The aim i s to lay the foundation for a customizable, mobile application that provides PO users with individualized strategies to limit or discontinue use by tailoring content to individual circumstances and motivations for PO use. An expert advisory group consisting of addiction experts, drug prevention experts, campus health, student life, and other student affairs professionals will inform content development. In Phase 1, the content and structure for the mobile application will be assessed for feasibility by measuring 1) knowledge, 2) attitudes about risk, 3) readiness for behavioral change, 4) perceived utility, and 5) satisfaction with the product by students using PO (N=40). Evaluative data will be collected via focus groups, rating scales, and pre/post rating questionnaires to inform a pilot effectiveness trial to be implemented during Phase II.
The development of an advanced mobile phone application to prevent misuse of prescription drugs by college students will help curb the increasing trend of misuse and reduce the morbidity and mortality associated with prescription opioid addiction.

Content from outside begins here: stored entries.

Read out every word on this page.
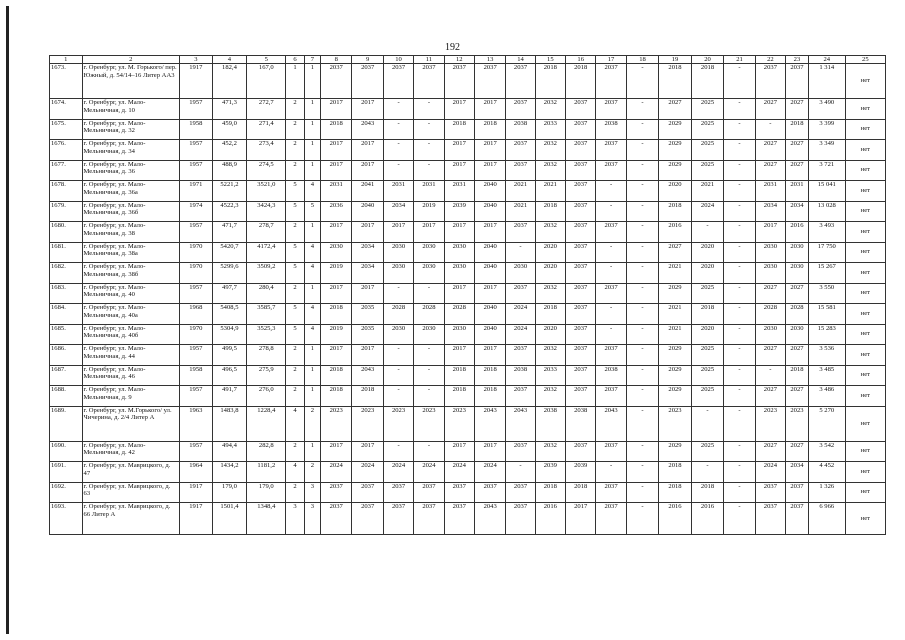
192
1	2	3	4	5	6	7	8	9	10	11	12	13	14	15	16	17	18	19	20	21	22	23	24	25
1673.	г. Оренбург, ул. М. Горького/ пер. Южный, д. 54/14–16 Литер АА3	1917	182,4	167,0	1	1	2037	2037	2037	2037	2037	2037	2037	2018	2018	2037	-	2018	2018	-	2037	2037	1 314	нет
1674.	г. Оренбург, ул. Мало-Мельничная, д. 10	1957	471,3	272,7	2	1	2017	2017	-	-	2017	2017	2037	2032	2037	2037	-	2027	2025	-	2027	2027	3 490	нет
1675.	г. Оренбург, ул. Мало-Мельничная, д. 32	1958	459,0	271,4	2	1	2018	2043	-	-	2018	2018	2038	2033	2037	2038	-	2029	2025	-	-	2018	3 399	нет
1676.	г. Оренбург, ул. Мало-Мельничная, д. 34	1957	452,2	273,4	2	1	2017	2017	-	-	2017	2017	2037	2032	2037	2037	-	2029	2025	-	2027	2027	3 349	нет
1677.	г. Оренбург, ул. Мало-Мельничная, д. 36	1957	488,9	274,5	2	1	2017	2017	-	-	2017	2017	2037	2032	2037	2037	-	2029	2025	-	2027	2027	3 721	нет
1678.	г. Оренбург, ул. Мало-Мельничная, д. 36а	1971	5221,2	3521,0	5	4	2031	2041	2031	2031	2031	2040	2021	2021	2037	-	-	2020	2021	-	2031	2031	15 041	нет
1679.	г. Оренбург, ул. Мало-Мельничная, д. 36б	1974	4522,3	3424,3	5	5	2036	2040	2034	2019	2039	2040	2021	2018	2037	-	-	2018	2024	-	2034	2034	13 028	нет
1680.	г. Оренбург, ул. Мало-Мельничная, д. 38	1957	471,7	278,7	2	1	2017	2017	2017	2017	2017	2017	2037	2032	2037	2037	-	2016	-	-	2017	2016	3 493	нет
1681.	г. Оренбург, ул. Мало-Мельничная, д. 38а	1970	5420,7	4172,4	5	4	2030	2034	2030	2030	2030	2040	-	2020	2037	-	-	2027	2020	-	2030	2030	17 750	нет
1682.	г. Оренбург, ул. Мало-Мельничная, д. 38б	1970	5299,6	3509,2	5	4	2019	2034	2030	2030	2030	2040	2030	2020	2037	-	-	2021	2020	-	2030	2030	15 267	нет
1683.	г. Оренбург, ул. Мало-Мельничная, д. 40	1957	497,7	280,4	2	1	2017	2017	-	-	2017	2017	2037	2032	2037	2037	-	2029	2025	-	2027	2027	3 550	нет
1684.	г. Оренбург, ул. Мало-Мельничная, д. 40а	1968	5408,5	3585,7	5	4	2018	2035	2028	2028	2028	2040	2024	2018	2037	-	-	2021	2018	-	2028	2028	15 581	нет
1685.	г. Оренбург, ул. Мало-Мельничная, д. 40б	1970	5304,9	3525,3	5	4	2019	2035	2030	2030	2030	2040	2024	2020	2037	-	-	2021	2020	-	2030	2030	15 283	нет
1686.	г. Оренбург, ул. Мало-Мельничная, д. 44	1957	499,5	278,8	2	1	2017	2017	-	-	2017	2017	2037	2032	2037	2037	-	2029	2025	-	2027	2027	3 536	нет
1687.	г. Оренбург, ул. Мало-Мельничная, д. 46	1958	496,5	275,9	2	1	2018	2043	-	-	2018	2018	2038	2033	2037	2038	-	2029	2025	-	-	2018	3 485	нет
1688.	г. Оренбург, ул. Мало-Мельничная, д. 9	1957	491,7	276,0	2	1	2018	2018	-	-	2018	2018	2037	2032	2037	2037	-	2029	2025	-	2027	2027	3 486	нет
1689.	г. Оренбург, ул. М.Горького/ ул. Чичерина, д. 2/4 Литер А	1963	1483,8	1228,4	4	2	2023	2023	2023	2023	2023	2043	2043	2038	2038	2043	-	2023	-	-	2023	2023	5 270	нет
1690.	г. Оренбург, ул. Мало-Мельничная, д. 42	1957	494,4	282,8	2	1	2017	2017	-	-	2017	2017	2037	2032	2037	2037	-	2029	2025	-	2027	2027	3 542	нет
1691.	г. Оренбург, ул. Маврицкого, д. 47	1964	1434,2	1181,2	4	2	2024	2024	2024	2024	2024	2024	-	2039	2039	-	-	2018	-	-	2024	2034	4 452	нет
1692.	г. Оренбург, ул. Маврицкого, д. 63	1917	179,0	179,0	2	3	2037	2037	2037	2037	2037	2037	2037	2018	2018	2037	-	2018	2018	-	2037	2037	1 326	нет
1693.	г. Оренбург, ул. Маврицкого, д. 66 Литер А	1917	1501,4	1348,4	3	3	2037	2037	2037	2037	2037	2043	2037	2016	2017	2037	-	2016	2016	-	2037	2037	6 966	нет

The content development and feasibility testing of such a resource will assess the potential of several features and aid in laying the foundation for a prevention and intervention program informed by college students'preferences and based on best-evidenced practices. Engaging youth through the proposed mobile-based approach has the potential to 1) deliver personalized prescription opiate misuse prevention/intervention to college students during their everyday lives and in natural settings, and 2) offer college students an array of health promotion support tools in a cost-effective and entertaining manner.